Nemo: The Roses Of Berlin graphic novel review

Is The Roses Of Berlin Alan Moore’s weakest League Of Extraordinary Gentlemen book so far?

While the mainline League Of Extraordinary Gentlemen continues to float off into ever more esoteric territory, delighting fans with the wealth of allusions to decode and alarming casual readers with their sheer depth, the Nemo series – following the titular captain’s daughter Janni – takes a sudden swerve into the accessible after the opaque Nemo: Heart Of Ice.

Relieved? Well be careful what you wish for.

As usual for the meticulous magpie that is Alan Moore, his found-object world is richly constructed and O’Neill renders a suitably sinister alternate World War II Berlin of harsh expressionist angles and airships, Metropolis robots and Caligari sleepwalkers, all ruled over by Charlie Chaplin’s Great Dictator – but far less densely layered and therefore far less rewarding than usual.

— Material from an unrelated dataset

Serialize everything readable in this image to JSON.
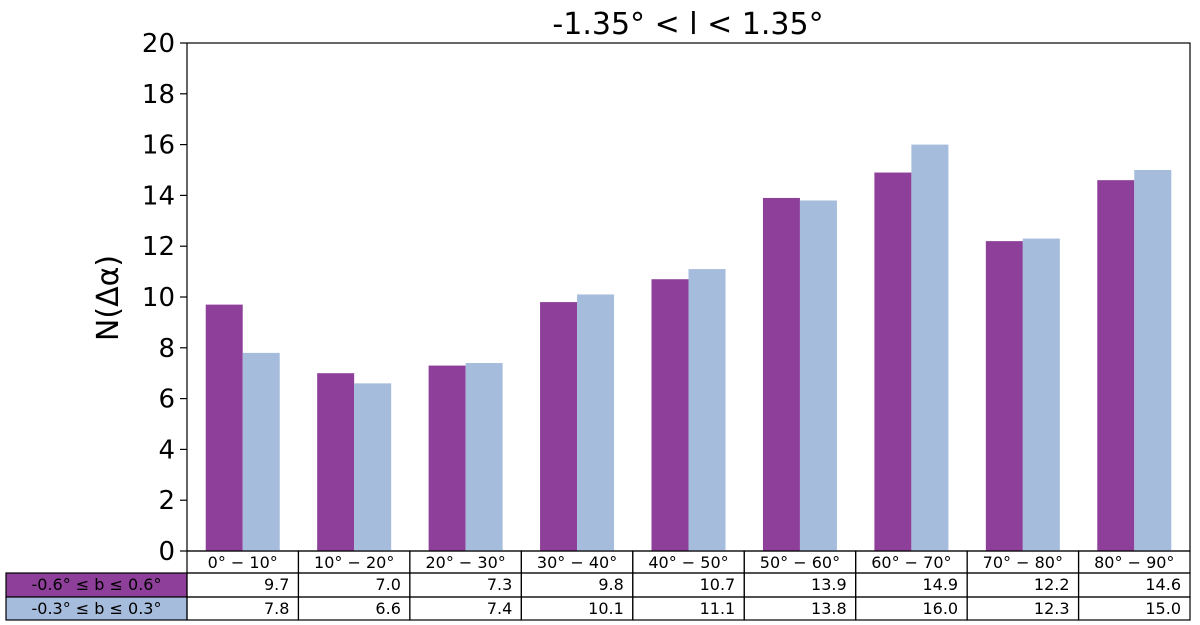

In lieu of the coursework and further reading most League books require – all part of the fun, of course – The Roses Of Berlin simply has huge tracts written in German, which isn’t a particularly clever or interesting device, even if it is an authentic one, and the vast majority of the meta-textual references can be instantly picked up by anyone with a passing interest in film history (with few exceptions, like the passing nods to 1918’s Meccania, The Super-State or 1896’s Ubu Roi)

The structure contrasts neatly with the first Janni Dakkar narrative – Century 1910’s disquieting rape-revenge fantasy – in which a similarly plodding underlying story was background to a larger narrative.

This time though, there’s so little to chew on – all the world-building detail that Moore usually takes such time building up, is blurted out fairly early on – that all you really have is a set of unlikely protagonists undertaking a chase/rescue mission in enemy territory with the interesting 30 per cent of the story having already taken place off panel.